I also think we are close to FED taking the punchbowl away but given the momentum of the market I doubt simple threats will be enough - perhaps option 1) will indeed temporarily create a $3.5 fall but what do you think will happen post 27th of April when it becomes clear that BEnron was bluffing? Does a $35 increase seem unrealistic? Regarding option 2) I can't see Obummy releasing the Strategic Petroleum Reserves - it is a one off joker which won't be wasted on $108 olie - what would they do if/when the conflict in the Middle East spreads to Saudi Arabia? Now the problem is that the Big Banks not only are buying up commodities, who do you think are buying all those ES futures? So is BEnron ready to crash the market and does he really have a choice? There won't be much to show for those $600bln except for some nice bonus payments on Wall Street by year end. If it wasn't so sad it would be funny!
Money dilution with the ok from any form of government office...is just another form of taxation...
Savers....those who used to have real money....are being scammed both on interest payments and by dilution versus the necessities of life...
Here is another way to look at it...
The public incurs debt....does not have the money to pay for it....and renegs not by openly reneging....but by what is happening as we speak....
Yes the US has defaulted on its debts.....and is playing the BIG CON on its own populous ............
The people are being treated more like a herd of brainless cows....
The big banks have to be broken up into smaller community banks....
OR JUST EXPECT MUCH MORE OF THE SAME....
TOO BIG TO FAIL....TOO BIG TO JAIL....SO WHAT DOES ONE DO WITH THIS MONSTER...EATING UP EVERYONE´S MONEY .....
"Money dilution with the ok from any form of government office...is just another form of taxation..."'
I agree with you.

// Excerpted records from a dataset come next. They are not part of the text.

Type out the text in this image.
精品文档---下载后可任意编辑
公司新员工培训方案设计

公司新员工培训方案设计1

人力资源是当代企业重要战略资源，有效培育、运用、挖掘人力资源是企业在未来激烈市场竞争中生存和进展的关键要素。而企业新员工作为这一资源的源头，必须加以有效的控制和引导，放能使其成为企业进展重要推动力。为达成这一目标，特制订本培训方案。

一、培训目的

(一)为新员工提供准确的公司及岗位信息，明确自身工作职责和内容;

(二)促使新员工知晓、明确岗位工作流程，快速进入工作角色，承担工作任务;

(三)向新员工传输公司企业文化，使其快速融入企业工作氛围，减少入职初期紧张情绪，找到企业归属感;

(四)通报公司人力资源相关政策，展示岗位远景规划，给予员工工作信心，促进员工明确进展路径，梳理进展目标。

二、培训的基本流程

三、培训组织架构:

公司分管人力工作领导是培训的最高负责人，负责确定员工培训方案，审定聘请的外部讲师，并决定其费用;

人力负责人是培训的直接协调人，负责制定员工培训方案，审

But that's not the point the article is making. The article says that monetary expansion by the Fed is NOT the problem. It's that the banks are using all that extra money the wrong way.
I think it's much simpler. Is it possible that the the huge supply of dollars is related to: (1) increasing commodity prices; and (2) a falling dollar? Trying to blame the banks for the sins of the Fed seems like adding an unnecessary set of facts.
The author is just another statist who cannot wrap his head around the fact that the problem IS the state. So they thrash around for someone else to blame--unions, banks, drug companies, welfare moms. Blah blah blah. An overly powerful government is at the heart of all big problems we confront. Solve that and a huge host of problems go bye bye.
It would be much more simple to enact a $70,000/year pay limit on all financial sector and hedge fund employees. Retroactive over the past decade.